Теперь-то я понял, наконец, почему Путятин так разоткровенничался на шканцах со Спенсером.
— Пустое! — отмахнулся генерал. — Будешь искать место для семьи на Южном берегу, к Ореанде не приближаться! Там у меня дом. Ни к чему лишние подозрения плодить. Вези своих в Балаклаву. Там греков много. Целый батальон!
Ну уж, нет. Только не Севастополь и Балаклава. Засунуть родню в петлю войны? Глупцом нужно быть последним, чтоб так поступить.
— Ваше Сиятельство, как думаете, будет война с англичанами? — решил закинуть удочку.
Он уставился на меня не мигая. Помолчал. Покашлял.
— С чего такие мысли? Неужто и тебя Фонтон заморочил из-за происков Уркварта на Кавказе? У англичан армии сухопутной нет, чтоб нам угрозы строить. Одна болтовня да провокации. В прошлом году некий капитан Лайонс прорвался тайком на яхте в бухту Севастополя и произвел обмеры глубин. Задержали голубчика. Не ушел от нас. Ныне всех предупредили: будут к морским крепостям нашим на кораблях подходить — потопим!
И этому старому лису не хватает ума понять, что англичане неспроста зашевелились⁈ Как же вас сдвинуть с мёртвой точки? Неужто победа над Наполеоном ваш разум затмила?
— Но порох будем держать сухим и агентурную сеть ширить, — продолжил Де Витт в назидательном тоне. — Сам в этом участвуй. Запомни раз и навсегда: ищи агентов везде — среди еврейских торговцев, в великосветских салонах, в судебных коридорах, где свидетелей по делам казнокрадов допрашивают. Вступай в интимные связи с любыми женщинами, пользу от которых можешь получить.
Я взглянул по-новому на генеральские звезды на груди. Не только русские ордена, но и прусский Красный орел, и шведский Меч — сколько из них за боевые заслуги, а сколько — за предательство?
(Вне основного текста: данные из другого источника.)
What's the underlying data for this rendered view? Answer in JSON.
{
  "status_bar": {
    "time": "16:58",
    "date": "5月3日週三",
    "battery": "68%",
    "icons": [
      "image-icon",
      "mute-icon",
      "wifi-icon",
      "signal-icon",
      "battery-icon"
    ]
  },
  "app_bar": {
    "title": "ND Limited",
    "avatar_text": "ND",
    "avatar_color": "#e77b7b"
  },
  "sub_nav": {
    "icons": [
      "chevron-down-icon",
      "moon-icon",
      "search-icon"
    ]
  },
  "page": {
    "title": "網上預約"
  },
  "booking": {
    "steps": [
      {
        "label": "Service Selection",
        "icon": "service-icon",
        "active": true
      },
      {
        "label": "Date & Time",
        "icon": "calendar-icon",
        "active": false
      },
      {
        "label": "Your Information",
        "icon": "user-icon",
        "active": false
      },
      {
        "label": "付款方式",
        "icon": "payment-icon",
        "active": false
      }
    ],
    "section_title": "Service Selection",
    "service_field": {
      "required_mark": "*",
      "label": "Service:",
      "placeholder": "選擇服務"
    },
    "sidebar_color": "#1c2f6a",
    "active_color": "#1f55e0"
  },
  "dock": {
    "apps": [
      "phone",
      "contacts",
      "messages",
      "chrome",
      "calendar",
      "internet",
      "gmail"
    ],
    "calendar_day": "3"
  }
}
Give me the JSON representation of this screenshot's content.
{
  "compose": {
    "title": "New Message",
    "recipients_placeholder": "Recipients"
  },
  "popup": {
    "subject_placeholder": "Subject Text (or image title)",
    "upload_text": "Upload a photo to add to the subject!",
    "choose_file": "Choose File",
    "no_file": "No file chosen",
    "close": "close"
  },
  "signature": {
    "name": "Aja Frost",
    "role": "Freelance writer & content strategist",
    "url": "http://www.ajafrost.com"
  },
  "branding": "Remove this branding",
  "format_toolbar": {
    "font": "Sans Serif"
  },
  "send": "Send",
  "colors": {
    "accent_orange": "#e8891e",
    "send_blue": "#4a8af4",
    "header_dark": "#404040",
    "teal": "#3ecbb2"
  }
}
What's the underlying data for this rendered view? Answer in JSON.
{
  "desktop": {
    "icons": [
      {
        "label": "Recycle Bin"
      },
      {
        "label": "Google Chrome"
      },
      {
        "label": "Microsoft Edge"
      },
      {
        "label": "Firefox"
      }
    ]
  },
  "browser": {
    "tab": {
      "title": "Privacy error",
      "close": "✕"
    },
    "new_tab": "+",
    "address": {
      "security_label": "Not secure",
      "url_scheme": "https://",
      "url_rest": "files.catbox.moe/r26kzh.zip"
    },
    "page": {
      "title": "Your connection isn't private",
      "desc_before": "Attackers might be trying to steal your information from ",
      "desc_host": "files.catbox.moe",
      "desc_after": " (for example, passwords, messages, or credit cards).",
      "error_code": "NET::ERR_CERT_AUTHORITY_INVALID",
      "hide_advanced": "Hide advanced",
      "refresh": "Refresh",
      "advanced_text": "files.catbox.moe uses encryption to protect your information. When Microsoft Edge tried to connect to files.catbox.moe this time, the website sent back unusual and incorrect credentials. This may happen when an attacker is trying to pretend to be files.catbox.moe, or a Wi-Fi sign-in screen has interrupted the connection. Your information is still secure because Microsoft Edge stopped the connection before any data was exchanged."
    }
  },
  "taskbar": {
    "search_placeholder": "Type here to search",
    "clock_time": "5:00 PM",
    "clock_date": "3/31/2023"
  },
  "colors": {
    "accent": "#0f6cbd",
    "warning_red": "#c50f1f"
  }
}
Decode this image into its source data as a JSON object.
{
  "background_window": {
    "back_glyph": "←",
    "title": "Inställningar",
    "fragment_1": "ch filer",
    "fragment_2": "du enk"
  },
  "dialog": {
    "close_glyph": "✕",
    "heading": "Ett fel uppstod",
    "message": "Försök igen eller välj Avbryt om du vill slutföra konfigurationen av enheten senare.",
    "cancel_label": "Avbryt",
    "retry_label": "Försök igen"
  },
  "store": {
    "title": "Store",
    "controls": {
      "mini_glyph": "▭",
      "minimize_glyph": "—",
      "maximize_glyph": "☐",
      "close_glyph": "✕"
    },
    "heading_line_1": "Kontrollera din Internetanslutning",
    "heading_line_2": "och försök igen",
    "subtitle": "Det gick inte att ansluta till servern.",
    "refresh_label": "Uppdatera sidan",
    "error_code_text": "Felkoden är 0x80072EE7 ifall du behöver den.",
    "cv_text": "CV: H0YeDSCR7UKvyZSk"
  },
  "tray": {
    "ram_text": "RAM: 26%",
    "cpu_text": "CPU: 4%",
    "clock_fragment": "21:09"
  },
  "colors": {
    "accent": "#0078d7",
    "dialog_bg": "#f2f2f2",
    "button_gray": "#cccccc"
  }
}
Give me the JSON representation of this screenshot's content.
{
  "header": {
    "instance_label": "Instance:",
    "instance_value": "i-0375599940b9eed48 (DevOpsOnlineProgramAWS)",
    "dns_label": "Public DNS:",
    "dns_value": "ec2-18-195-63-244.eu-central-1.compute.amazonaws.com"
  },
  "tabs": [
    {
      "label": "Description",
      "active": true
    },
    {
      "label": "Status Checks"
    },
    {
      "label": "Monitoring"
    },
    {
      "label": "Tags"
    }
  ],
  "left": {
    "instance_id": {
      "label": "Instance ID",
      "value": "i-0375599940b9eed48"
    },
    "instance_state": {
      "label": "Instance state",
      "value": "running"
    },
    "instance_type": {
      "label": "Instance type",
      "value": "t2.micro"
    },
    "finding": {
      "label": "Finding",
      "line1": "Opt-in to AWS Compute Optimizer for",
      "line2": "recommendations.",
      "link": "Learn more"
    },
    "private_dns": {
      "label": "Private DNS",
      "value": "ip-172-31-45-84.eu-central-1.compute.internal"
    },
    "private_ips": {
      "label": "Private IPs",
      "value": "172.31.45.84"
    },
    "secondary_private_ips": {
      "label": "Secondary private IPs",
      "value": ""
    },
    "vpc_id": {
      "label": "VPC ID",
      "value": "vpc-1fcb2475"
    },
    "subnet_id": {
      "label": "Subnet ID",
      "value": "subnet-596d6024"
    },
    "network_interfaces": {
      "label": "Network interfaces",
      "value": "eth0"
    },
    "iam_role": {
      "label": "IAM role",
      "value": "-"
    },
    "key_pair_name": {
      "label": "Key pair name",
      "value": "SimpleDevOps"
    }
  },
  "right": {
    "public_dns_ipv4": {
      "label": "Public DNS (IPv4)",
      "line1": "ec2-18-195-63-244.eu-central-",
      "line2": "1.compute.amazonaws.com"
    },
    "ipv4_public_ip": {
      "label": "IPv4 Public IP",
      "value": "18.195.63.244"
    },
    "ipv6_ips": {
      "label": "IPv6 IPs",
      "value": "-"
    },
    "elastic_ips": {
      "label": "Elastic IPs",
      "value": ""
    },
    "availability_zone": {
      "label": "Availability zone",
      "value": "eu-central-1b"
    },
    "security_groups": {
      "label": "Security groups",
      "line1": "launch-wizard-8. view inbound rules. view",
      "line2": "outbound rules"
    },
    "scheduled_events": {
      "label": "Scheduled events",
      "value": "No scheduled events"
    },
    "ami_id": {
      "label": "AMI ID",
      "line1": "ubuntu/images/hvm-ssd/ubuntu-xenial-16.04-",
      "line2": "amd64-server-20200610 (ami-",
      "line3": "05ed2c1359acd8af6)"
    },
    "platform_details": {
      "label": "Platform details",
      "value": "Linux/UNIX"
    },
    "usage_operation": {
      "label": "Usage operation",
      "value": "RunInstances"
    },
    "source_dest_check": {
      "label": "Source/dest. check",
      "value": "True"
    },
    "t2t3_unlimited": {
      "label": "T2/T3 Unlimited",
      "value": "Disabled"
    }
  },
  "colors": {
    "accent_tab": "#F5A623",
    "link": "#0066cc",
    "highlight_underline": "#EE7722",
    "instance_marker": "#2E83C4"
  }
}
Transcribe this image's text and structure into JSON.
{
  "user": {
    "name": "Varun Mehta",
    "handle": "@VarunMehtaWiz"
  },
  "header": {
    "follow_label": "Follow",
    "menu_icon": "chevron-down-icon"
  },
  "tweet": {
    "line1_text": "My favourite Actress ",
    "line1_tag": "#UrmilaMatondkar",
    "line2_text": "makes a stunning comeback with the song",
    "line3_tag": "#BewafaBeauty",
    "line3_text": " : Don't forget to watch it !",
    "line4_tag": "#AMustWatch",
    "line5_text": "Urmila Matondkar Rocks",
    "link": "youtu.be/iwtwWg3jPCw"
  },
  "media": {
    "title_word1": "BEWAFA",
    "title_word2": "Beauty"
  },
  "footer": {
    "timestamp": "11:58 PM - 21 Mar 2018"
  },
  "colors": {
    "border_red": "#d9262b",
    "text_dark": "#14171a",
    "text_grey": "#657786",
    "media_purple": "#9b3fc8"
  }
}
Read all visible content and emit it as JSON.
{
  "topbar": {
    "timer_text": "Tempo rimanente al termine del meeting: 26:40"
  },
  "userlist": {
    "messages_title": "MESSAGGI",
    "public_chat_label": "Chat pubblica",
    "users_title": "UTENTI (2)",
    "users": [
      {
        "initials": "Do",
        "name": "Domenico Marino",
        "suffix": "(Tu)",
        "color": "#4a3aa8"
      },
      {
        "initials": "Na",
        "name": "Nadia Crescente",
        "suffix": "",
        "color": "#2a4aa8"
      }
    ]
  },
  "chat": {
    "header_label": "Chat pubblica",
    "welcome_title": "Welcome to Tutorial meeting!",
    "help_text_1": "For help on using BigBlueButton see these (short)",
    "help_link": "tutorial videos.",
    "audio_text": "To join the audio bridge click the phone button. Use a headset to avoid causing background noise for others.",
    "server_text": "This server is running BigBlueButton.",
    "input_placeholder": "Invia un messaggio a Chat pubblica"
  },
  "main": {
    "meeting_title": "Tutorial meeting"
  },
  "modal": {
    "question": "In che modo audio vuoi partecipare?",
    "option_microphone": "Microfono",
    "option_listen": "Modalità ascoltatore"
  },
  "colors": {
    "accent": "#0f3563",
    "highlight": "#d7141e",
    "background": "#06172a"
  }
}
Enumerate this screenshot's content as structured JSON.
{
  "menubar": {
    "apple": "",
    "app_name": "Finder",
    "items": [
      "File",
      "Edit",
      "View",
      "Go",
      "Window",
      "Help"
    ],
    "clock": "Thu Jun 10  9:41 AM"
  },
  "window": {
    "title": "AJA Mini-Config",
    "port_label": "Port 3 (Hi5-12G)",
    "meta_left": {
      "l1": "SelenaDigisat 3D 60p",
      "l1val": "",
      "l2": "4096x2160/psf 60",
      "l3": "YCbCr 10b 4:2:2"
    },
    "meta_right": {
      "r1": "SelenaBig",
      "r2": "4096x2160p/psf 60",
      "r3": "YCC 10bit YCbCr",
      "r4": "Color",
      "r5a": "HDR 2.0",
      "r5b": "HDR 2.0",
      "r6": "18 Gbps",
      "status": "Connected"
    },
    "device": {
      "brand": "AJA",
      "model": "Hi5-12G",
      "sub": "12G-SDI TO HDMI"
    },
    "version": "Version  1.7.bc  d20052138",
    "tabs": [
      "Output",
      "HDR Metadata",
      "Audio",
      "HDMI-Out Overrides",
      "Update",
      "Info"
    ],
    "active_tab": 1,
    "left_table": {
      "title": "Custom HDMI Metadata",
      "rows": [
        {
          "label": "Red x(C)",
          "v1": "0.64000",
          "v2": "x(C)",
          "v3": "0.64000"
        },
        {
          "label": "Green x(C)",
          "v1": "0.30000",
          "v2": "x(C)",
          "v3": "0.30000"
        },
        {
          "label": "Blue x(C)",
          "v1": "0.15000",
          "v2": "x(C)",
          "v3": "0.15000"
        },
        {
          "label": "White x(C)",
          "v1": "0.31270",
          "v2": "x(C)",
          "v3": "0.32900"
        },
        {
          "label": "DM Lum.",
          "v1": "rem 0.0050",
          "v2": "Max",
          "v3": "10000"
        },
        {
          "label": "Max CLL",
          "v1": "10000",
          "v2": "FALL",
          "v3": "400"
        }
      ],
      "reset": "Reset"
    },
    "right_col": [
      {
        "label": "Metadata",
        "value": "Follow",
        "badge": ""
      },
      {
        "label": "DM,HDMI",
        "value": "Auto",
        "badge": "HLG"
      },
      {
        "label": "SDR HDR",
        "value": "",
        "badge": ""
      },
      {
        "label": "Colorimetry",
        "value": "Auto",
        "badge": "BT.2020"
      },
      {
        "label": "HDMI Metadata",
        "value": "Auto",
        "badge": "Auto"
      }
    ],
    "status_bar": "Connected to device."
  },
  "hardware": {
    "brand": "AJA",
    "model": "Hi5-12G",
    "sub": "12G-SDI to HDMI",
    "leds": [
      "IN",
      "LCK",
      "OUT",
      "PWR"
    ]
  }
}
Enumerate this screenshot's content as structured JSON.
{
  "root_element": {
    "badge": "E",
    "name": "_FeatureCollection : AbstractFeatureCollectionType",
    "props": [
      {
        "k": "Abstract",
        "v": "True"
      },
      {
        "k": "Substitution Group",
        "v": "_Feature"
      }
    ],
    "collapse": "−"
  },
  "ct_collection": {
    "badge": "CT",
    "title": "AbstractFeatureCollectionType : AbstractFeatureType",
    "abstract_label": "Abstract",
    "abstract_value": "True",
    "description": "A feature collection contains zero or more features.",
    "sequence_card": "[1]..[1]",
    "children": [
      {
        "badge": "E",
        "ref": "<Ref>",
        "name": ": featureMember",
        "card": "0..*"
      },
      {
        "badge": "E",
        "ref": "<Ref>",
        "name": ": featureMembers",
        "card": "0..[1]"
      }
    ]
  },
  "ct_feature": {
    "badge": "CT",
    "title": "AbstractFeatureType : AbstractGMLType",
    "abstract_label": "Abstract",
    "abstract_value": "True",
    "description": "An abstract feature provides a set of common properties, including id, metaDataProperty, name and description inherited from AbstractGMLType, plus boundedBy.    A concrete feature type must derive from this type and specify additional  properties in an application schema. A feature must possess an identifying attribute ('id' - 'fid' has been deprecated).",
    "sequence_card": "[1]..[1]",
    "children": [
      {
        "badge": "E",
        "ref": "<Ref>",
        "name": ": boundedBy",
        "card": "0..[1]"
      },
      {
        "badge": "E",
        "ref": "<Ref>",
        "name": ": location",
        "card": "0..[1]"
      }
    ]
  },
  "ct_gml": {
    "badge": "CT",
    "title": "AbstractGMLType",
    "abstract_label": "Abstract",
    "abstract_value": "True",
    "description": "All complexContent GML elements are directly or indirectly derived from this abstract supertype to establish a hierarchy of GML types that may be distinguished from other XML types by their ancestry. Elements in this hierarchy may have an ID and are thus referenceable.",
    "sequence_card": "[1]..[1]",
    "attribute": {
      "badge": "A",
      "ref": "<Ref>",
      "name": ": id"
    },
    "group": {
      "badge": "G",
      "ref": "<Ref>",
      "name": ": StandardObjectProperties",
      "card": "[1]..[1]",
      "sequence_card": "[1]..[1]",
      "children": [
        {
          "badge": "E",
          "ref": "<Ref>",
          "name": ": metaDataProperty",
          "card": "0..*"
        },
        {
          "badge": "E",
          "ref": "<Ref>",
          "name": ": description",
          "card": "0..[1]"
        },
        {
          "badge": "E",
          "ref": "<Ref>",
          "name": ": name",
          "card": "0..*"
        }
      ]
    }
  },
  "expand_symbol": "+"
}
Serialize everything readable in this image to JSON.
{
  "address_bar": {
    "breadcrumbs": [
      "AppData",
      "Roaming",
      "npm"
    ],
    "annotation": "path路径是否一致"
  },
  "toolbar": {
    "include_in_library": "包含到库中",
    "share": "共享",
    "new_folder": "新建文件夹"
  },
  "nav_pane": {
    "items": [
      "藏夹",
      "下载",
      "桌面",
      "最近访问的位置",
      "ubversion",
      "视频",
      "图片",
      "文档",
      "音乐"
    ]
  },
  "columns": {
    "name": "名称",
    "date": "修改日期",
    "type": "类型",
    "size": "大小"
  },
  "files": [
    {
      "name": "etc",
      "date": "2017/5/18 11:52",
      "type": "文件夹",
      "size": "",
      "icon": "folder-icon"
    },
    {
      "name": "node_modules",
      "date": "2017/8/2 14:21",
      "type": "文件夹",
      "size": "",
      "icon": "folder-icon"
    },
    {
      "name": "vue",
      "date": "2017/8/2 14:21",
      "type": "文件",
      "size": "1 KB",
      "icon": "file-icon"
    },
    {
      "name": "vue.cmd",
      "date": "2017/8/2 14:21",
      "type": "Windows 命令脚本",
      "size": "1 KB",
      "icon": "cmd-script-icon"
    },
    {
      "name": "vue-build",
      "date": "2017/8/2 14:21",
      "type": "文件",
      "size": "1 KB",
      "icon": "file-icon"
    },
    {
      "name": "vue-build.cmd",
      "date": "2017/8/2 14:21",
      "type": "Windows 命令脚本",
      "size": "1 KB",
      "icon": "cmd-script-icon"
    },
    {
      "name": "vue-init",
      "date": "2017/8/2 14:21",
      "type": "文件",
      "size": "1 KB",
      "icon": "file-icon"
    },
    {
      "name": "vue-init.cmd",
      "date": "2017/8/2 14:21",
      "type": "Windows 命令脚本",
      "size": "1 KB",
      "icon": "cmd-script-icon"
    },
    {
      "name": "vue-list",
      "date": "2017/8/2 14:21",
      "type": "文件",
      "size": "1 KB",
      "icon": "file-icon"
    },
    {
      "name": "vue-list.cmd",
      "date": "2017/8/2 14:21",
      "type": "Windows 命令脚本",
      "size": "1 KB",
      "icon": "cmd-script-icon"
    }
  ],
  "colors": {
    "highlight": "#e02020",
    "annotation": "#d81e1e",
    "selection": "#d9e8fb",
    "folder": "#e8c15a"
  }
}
Стоит ли его ткнуть носом в очевидную мне недооценку противника? Вряд ли он прислушается к моим словам. Снова нахалом окрестит, а то и похлеще.
Де Витт, нисколько не смущенный своей откровенностью, продолжал меня поучать:
— Вот Липранди молодцом себя в Париже показал. Мне Вигель рассказывал, что устраивал Ванечка пышные завтраки и обеды, столы ломились от фруктов прекрасных в окружении таких рож, что совестно и страшно было вступать в разговоры. Это его не я научил, а Видок, знаменитый парижский сыщик.
— Ваше сиятельство, я понимаю: без уголовников и контрабандистов, с которыми уже задружился в Одессе, в шпионском деле никак. Но женщины?..
— Агентурная работа и нравственная брезгливость — вещи несовместимые! Коли встал на этот путь, пройди по нему до конца. А отступишься, сам станешь виновником собственных несчастий. Теперь ступай. Вышло наше время.
Я не стал возвращаться в каюту. Там было тесно и душно. Не хотелось беспокоить Марию и Яниса. Устроился на палубе, где пассажирам, из числа страдающих морской болезнью,на баке до утренней побудки устроили несколько спальных мест.
Смотрел на звезды сквозь просветы в парусах и переваривал разговор с генералом от разведки. Не мог избавиться от чувства брезгливости. И удивления. Звездный генерал снизошел до повествования про свои подвиги. Наверное, накачивал меня как перспективного агента. Метода у него такая.
Метода и цельный граф? Можно сказать, маршал бронетанковых войск Российской империи XIX века. А как еще назвать шефа русской кавалерии? И Коста — мелкий прыщ. Не сопоставимо… Меня мучил этот вопрос… Этакий Берия на вершине могущества и мелкий «сексот» из турецкоподданных. Тьфу…
При свете от фонаря у сигнального колокола украдкой проверил подаренное портмоне. 300 рублей ассигнациями. Меньше 100 рублей серебром. Недорого же ценится голова англичанина у генералов. Контрабандисты пощедрее будут. Впрочем, дареному коню в зубы не смотрят. С этой мыслью и заснул.